Goldman Sachs: Back in the Crosshairs

What is going on over at Goldman Sachs, whose shares are down 10% or so today at $70 apiece? John Carney says that the market fears Goldman might be lining up yet another secondary equity offering — after raising $10 billion in September.

That would explain the share price falling on a day when the news of AIG’s second bailout would seem to be supportive for Goldman — after all, Goldman is by all accounts AIG’s biggest CDS counterparty, which means it’s probably holding a good number of those CDOs which AIG wants to buy at an inflated 50 cents on the dollar. On the other hand, maybe the markets are worried that Goldman will have much less money to play with if it loses all the collateral that it’s forced AIG to put up.

More generally, it seems to me that Goldman is pretty much impossible to value. The bulk of its earnings have historically come from proprietary trading operations, and it’s not clear how much latitude Goldman will have to continue on that road now that it’s a bank operating under the aegis of New York State regulators. Meanwhile, its investment-banking deal pipeline has got to be looking pretty barren these days.

A quarterly loss when Goldman reports its fourth-quarter earnings might at this point be priced in to the stock, and it’s astonishing how little time it’s taken to reach the point at which Evan Newmark can say that Goldman trading below book value is "unsurprising". (It was trading at $169 in early September; its book value is about $100.)

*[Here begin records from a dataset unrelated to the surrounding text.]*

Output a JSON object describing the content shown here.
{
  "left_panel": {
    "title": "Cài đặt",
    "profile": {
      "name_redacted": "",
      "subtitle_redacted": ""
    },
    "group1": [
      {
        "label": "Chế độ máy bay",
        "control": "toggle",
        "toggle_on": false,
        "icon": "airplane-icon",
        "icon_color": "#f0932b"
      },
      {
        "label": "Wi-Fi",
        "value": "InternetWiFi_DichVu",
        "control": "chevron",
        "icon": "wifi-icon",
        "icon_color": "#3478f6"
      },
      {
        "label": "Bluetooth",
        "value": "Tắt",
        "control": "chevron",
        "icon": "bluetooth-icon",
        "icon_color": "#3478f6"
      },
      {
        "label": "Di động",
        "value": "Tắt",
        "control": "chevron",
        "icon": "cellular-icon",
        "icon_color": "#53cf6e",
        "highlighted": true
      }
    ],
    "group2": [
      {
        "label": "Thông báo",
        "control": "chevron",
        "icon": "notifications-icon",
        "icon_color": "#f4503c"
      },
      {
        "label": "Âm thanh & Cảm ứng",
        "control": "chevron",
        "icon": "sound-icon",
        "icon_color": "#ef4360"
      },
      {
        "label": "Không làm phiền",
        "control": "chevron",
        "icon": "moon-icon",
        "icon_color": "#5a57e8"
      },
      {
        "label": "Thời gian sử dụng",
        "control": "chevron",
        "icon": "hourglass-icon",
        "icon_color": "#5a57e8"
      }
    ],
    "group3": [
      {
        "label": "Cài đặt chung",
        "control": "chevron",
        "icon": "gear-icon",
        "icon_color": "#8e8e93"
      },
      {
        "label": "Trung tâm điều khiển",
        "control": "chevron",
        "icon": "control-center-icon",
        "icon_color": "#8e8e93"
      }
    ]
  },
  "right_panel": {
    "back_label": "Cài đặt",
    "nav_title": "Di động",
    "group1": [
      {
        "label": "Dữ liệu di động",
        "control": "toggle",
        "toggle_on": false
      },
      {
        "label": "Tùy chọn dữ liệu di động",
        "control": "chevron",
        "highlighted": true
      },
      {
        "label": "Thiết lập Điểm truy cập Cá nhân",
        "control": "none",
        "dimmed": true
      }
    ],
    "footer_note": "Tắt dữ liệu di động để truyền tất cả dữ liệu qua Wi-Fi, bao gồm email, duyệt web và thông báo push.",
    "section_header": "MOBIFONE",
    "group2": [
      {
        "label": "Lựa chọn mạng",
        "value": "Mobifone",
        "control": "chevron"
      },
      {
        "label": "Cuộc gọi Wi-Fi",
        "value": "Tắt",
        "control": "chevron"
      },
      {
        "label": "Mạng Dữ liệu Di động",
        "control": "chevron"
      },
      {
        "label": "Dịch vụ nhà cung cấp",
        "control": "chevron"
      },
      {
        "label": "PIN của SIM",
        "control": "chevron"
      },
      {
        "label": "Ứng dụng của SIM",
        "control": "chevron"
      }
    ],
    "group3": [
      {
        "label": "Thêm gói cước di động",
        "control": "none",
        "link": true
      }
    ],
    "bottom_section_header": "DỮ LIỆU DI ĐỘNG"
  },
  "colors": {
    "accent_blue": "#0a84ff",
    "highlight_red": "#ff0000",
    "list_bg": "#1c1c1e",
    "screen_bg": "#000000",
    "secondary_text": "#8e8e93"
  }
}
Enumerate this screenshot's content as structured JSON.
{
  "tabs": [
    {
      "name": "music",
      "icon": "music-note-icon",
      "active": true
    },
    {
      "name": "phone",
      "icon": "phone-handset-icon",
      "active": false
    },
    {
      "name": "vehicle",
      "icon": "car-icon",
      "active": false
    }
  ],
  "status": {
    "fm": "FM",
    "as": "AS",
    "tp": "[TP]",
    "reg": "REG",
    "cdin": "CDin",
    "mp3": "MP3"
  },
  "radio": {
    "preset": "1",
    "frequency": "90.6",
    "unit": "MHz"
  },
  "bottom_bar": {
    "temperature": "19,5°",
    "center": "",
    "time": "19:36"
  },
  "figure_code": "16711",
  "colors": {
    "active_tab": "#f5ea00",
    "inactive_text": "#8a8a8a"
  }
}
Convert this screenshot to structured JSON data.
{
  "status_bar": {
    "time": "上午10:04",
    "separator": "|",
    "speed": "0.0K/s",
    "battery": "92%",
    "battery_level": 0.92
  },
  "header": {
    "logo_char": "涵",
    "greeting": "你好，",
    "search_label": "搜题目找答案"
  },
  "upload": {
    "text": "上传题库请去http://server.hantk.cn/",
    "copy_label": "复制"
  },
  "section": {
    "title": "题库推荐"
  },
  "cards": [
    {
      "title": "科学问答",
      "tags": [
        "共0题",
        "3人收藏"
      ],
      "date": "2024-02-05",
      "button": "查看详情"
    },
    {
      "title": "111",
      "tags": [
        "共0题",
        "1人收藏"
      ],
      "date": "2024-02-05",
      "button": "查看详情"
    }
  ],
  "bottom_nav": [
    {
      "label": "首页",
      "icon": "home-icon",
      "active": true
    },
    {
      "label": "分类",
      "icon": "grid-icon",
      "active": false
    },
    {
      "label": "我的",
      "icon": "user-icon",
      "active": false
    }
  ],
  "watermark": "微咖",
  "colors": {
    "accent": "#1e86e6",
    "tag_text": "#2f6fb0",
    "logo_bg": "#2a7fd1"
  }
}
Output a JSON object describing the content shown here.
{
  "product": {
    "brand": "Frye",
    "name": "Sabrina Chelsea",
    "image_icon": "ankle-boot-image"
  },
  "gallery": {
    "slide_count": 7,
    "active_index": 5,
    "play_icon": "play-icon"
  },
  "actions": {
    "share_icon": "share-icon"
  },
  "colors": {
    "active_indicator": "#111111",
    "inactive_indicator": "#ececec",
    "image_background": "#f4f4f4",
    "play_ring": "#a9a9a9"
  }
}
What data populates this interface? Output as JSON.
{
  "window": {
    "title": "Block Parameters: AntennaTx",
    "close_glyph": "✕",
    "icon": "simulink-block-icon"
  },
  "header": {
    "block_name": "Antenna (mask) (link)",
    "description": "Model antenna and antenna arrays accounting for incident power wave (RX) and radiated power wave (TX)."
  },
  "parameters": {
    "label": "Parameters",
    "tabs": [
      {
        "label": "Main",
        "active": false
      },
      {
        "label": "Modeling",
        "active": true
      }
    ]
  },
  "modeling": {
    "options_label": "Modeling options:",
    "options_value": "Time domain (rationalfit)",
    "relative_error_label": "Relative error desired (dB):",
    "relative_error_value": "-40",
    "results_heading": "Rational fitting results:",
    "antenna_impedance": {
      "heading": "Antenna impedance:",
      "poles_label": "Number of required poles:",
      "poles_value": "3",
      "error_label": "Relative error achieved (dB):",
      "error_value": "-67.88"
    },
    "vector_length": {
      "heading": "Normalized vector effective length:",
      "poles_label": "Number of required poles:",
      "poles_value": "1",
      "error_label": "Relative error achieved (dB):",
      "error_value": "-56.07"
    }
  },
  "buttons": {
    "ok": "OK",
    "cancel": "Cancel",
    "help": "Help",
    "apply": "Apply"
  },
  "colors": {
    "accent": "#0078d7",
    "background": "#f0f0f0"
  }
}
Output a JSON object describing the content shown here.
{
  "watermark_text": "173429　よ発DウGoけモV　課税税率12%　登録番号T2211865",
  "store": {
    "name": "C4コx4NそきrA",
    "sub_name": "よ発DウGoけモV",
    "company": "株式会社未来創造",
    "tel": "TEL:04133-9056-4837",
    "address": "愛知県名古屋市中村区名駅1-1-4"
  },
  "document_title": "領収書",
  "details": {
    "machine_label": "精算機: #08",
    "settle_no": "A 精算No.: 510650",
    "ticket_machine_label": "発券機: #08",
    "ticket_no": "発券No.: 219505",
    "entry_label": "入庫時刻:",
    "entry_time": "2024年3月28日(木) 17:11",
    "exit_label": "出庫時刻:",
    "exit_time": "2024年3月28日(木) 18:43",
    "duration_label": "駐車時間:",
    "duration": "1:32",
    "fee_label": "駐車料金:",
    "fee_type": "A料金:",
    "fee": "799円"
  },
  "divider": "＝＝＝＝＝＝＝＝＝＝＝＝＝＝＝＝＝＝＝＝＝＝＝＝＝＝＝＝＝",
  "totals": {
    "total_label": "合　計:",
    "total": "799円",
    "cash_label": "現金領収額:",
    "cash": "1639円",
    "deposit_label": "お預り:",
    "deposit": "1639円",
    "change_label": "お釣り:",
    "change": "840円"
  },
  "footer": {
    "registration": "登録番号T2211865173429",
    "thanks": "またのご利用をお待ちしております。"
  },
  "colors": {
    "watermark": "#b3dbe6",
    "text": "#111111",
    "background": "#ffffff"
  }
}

I’m actually more constructive about Morgan Stanley than I am about Goldman Sachs right now. Yes, Morgan Stanley has a higher probability of being wiped out entirely — but Treasury has made it clear it won’t let that happen. But it’s also easier to see Morgan Stanley functioning as a bank than it is to see Goldman changing its spots. Both of them are going to have to shrink dramatically, but I get the feeling that John Mack, who has looked into the abyss and survived to tell the tale, is more likely to embrace that destiny than anybody at Goldman Sachs, which for most of this crisis looked as though it was escaping largely unscathed. Given that Morgan Stanley is trading at a market capitalization of just $15 billion, compared to Goldman’s $27 billion, it might be the better buy of the two.